Drunk x Brooklyn = problems getting home. If I don't make it you can have my computer and my bitches. You're welcome.
I'm dying. Please wear something slutty to my funeral.
at some point when you're making out with the ex girlfriend of your ex fuck buddy who happens to be the ex boyfriend of the girl that you just got drunk with who was hitting on your current fuck buddy who is best friends with your ex boyfriend, it just hits you: oh my god i need to get out more and expand my social circle.
): 100 percent naked, unless you count a tiara as clothing.
Restaurants Roasting People Who Gave Them Negative Yelp Reviews (25 Pics)
Stop being a whore!!! Everyone can see!!!!
his penis is like a homeless cat. ever since I've satisfied him he keeps showing up on my doorstep ask for more.
Oh my god. Oh my god. Oh my god. I drunk emailed a professor on friday. Oh my god. Oh my god.
So he handed us the weed then asked us if we needed any papers. And she goes "i dont know what that means, do we need to sign something?"

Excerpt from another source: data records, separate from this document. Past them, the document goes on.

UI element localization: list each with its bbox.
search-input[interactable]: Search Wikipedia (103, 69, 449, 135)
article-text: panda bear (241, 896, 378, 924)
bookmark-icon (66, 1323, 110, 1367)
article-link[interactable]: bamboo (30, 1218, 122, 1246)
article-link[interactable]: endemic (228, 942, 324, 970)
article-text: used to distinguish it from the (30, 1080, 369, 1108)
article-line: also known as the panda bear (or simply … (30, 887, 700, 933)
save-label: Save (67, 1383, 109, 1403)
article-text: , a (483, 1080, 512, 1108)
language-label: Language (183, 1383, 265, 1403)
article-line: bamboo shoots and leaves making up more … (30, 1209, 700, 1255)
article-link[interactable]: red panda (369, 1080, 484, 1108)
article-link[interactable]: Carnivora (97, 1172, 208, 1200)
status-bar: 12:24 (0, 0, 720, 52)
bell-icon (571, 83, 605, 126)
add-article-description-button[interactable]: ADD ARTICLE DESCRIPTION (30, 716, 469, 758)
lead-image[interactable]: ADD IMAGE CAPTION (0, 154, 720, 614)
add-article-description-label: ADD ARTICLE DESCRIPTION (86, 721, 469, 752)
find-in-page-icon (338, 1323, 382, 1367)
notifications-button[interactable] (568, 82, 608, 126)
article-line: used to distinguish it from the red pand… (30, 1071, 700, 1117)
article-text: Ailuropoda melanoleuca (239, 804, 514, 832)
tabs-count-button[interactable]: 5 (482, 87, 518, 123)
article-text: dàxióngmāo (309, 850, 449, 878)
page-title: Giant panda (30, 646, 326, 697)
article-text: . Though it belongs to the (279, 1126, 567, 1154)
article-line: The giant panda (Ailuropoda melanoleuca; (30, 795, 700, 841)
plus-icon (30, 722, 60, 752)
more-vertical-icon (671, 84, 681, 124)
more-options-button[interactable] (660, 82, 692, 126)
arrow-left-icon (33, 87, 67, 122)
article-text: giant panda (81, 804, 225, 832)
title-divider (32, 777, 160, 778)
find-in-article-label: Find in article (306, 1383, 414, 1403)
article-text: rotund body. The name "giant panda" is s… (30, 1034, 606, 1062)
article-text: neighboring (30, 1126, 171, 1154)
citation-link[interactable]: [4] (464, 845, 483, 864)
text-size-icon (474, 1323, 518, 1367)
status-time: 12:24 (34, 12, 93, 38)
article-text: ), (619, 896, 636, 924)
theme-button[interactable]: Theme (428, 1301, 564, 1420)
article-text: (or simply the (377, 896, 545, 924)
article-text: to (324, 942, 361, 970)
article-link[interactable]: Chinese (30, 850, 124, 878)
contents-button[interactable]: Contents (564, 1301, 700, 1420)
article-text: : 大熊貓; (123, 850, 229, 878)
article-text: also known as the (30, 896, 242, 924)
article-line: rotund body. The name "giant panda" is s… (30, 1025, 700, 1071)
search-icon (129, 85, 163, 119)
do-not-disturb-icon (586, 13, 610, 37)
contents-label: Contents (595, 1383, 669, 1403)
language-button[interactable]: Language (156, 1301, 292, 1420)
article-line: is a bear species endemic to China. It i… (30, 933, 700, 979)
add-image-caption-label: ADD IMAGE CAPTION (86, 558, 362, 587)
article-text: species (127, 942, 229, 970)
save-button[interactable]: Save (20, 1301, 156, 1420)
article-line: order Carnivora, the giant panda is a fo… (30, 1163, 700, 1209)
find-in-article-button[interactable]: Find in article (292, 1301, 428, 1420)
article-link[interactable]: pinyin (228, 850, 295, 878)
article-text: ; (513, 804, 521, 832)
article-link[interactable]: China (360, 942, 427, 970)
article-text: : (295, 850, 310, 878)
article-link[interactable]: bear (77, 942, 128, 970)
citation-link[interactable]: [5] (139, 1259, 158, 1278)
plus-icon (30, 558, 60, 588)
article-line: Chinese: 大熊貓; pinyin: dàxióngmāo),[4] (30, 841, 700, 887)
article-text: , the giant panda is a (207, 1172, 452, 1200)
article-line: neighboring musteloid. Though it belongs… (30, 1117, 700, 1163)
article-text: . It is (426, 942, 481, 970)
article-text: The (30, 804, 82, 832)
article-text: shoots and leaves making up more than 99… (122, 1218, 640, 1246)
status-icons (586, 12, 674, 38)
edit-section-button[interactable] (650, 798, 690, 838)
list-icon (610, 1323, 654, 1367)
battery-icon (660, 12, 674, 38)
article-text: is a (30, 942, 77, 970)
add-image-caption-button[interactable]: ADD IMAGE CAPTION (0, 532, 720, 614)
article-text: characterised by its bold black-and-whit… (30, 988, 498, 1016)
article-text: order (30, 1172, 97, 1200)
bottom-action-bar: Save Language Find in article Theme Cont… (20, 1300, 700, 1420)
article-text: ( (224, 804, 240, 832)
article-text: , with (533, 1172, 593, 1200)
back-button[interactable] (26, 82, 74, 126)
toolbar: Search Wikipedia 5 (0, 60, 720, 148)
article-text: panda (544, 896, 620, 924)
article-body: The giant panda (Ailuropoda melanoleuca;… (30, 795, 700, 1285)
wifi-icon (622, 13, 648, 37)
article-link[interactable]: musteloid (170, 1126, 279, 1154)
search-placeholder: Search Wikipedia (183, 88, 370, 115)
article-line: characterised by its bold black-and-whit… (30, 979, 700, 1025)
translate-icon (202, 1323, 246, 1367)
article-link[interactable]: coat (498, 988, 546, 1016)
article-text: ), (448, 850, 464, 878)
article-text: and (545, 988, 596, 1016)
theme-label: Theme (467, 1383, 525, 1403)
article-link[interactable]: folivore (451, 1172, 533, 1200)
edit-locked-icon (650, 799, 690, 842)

while you've been gone this has kinda turned into some sort of fivesome-type thing. just thought i should warn you for when you get back
Woman Posts Harassing DMs From Creep Online, Now He’s Upset Because People Told His Mom
His penis has a special gift of curing my broken heart
He sent me a text from across the party that said "your sexy." I just couldn't.
I think one of my ovaries is committing suicide. But that is a topic for another day.
When Dad gets to your house, ask him about the sound of anal beads. Happy Thanksgiving!
Wait what do you mean I BOUGHT A FUCKING HORSE LAST NIGHT?!?!
Dude I can't beleive you didn't wake up. I literally f'd her IN THE DISHWASHER. Btw I'm pretty sure I also kinda broke the dishwasher.